Reputation: 1
so im trying to extract data from invoices for that im using abby cloud ocr. im got the output as xml file now what i want to do is look for a text and take its rectangle cordinates and then look for closest rectangle and take its value to do that i need the rectangle coordinates well the xml file actually return cordinates but i cant understand it
ill show u an example of the xml output (ill replace uneeded text with '....')

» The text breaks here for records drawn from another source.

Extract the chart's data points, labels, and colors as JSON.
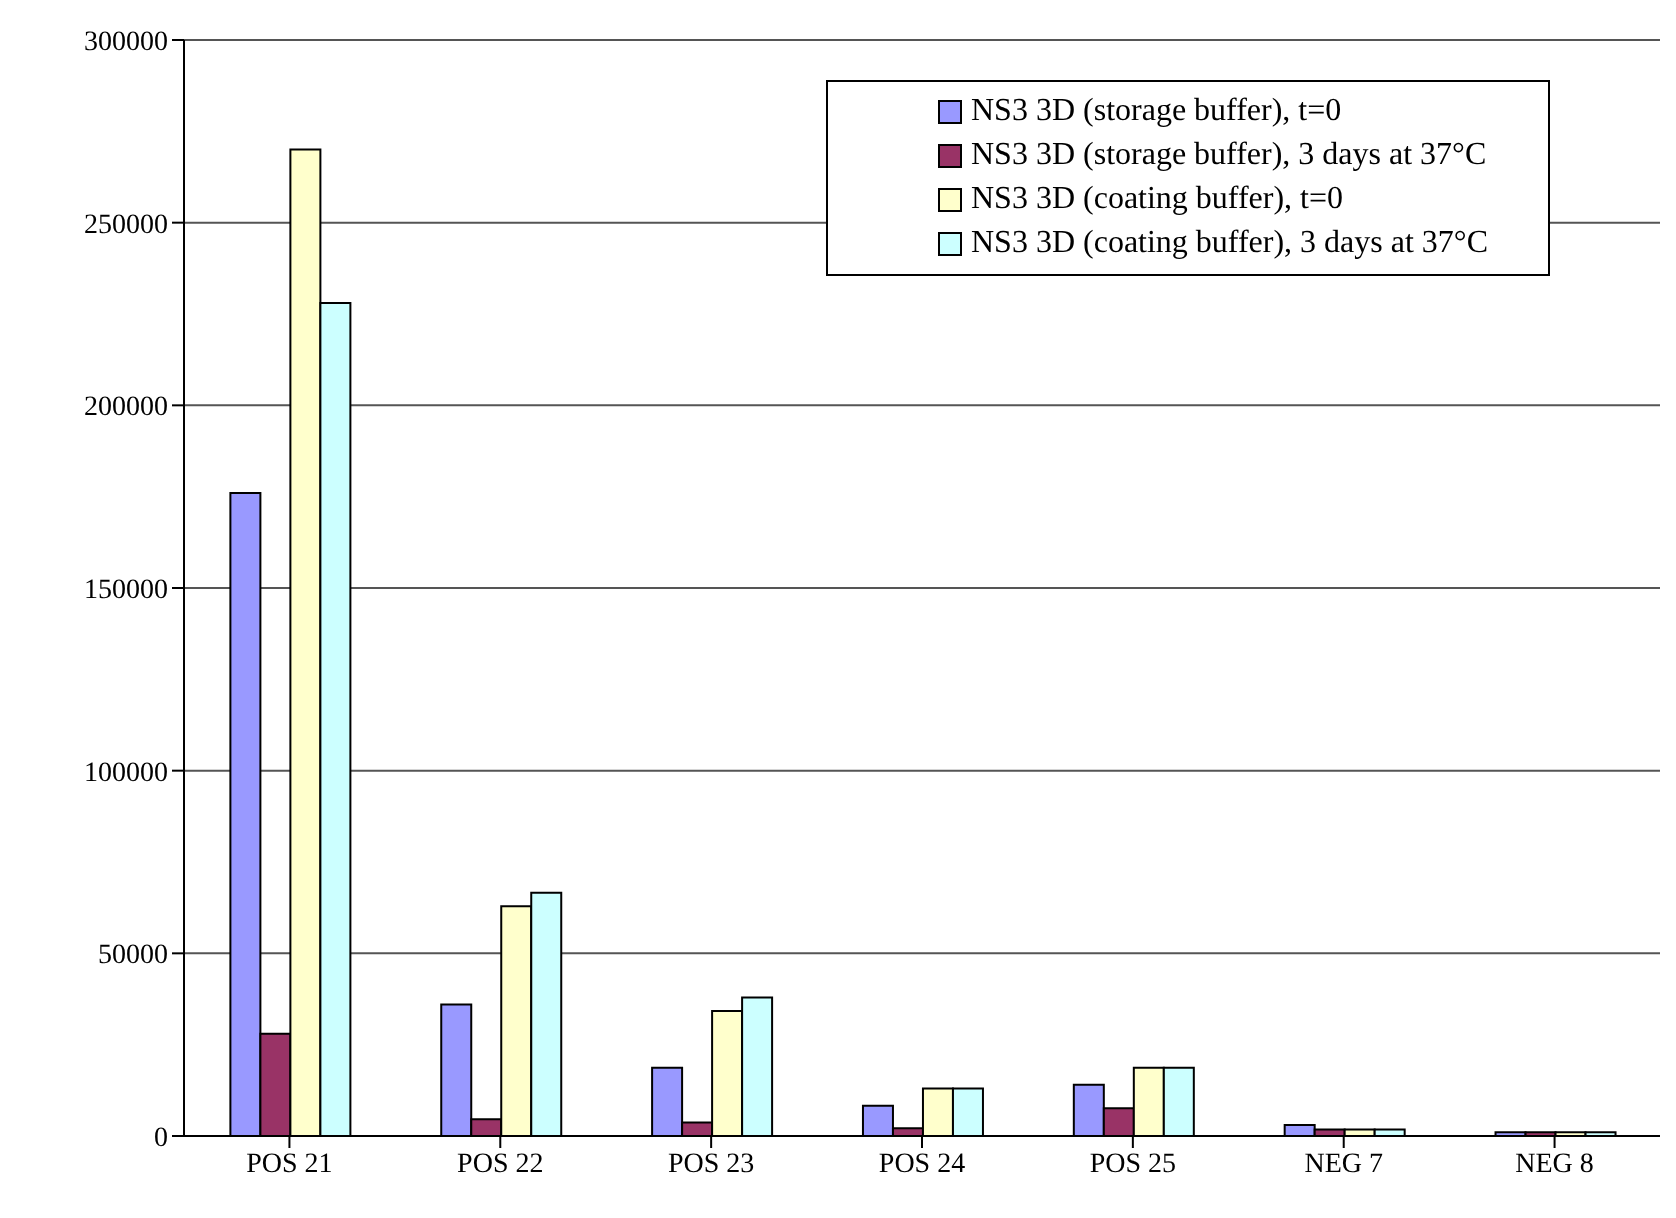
{
  "chart_data": {
    "type": "bar",
    "categories": [
      "POS 21",
      "POS 22",
      "POS 23",
      "POS 24",
      "POS 25",
      "NEG 7",
      "NEG 8"
    ],
    "series": [
      {
        "name": "NS3 3D (storage buffer), t=0",
        "color": "#9999ff",
        "values": [
          176000,
          36000,
          18700,
          8300,
          14000,
          3000,
          1000
        ]
      },
      {
        "name": "NS3 3D (storage buffer), 3 days at 37°C",
        "color": "#993366",
        "values": [
          28000,
          4600,
          3700,
          2100,
          7600,
          1800,
          1000
        ]
      },
      {
        "name": "NS3 3D (coating buffer), t=0",
        "color": "#ffffcc",
        "values": [
          270000,
          62900,
          34200,
          13000,
          18700,
          1800,
          1000
        ]
      },
      {
        "name": "NS3 3D (coating buffer), 3 days at 37°C",
        "color": "#ccffff",
        "values": [
          228000,
          66600,
          37900,
          13000,
          18700,
          1800,
          1000
        ]
      }
    ],
    "ylim": [
      0,
      300000
    ],
    "yticks": [
      0,
      50000,
      100000,
      150000,
      200000,
      250000,
      300000
    ],
    "grid": "y",
    "legend": "top right"
  }
}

<line baseline="2062" l="2037" t="2033" r="2206" b="2064">....</line>
<line baseline="2101" l="295" t="2070" r="588" b="2097">....</line>
these are too different rectangles anyway i went to see the documentation and this is what is says
baseline — the distance from the base line to the top edge of the page
l — the coordinate of the left border of the surrounding rectangle,
t — the coordinate of the top border of the surrounding rectangle
r — the coordinate of the right border of the surrounding rectangle
b — the coordinate of the bottom border of the surrounding rectangle
what coordinate of the left border of the surrounding rectangle mean ?
isnt the rectangle coordinates on this format [[x1,y1],[x2,y2],[x3,y3],[x4,y4]]?
can you explain to me what they mean by these coordinates or how can i use it ??
Upvotes: 0
Views: 198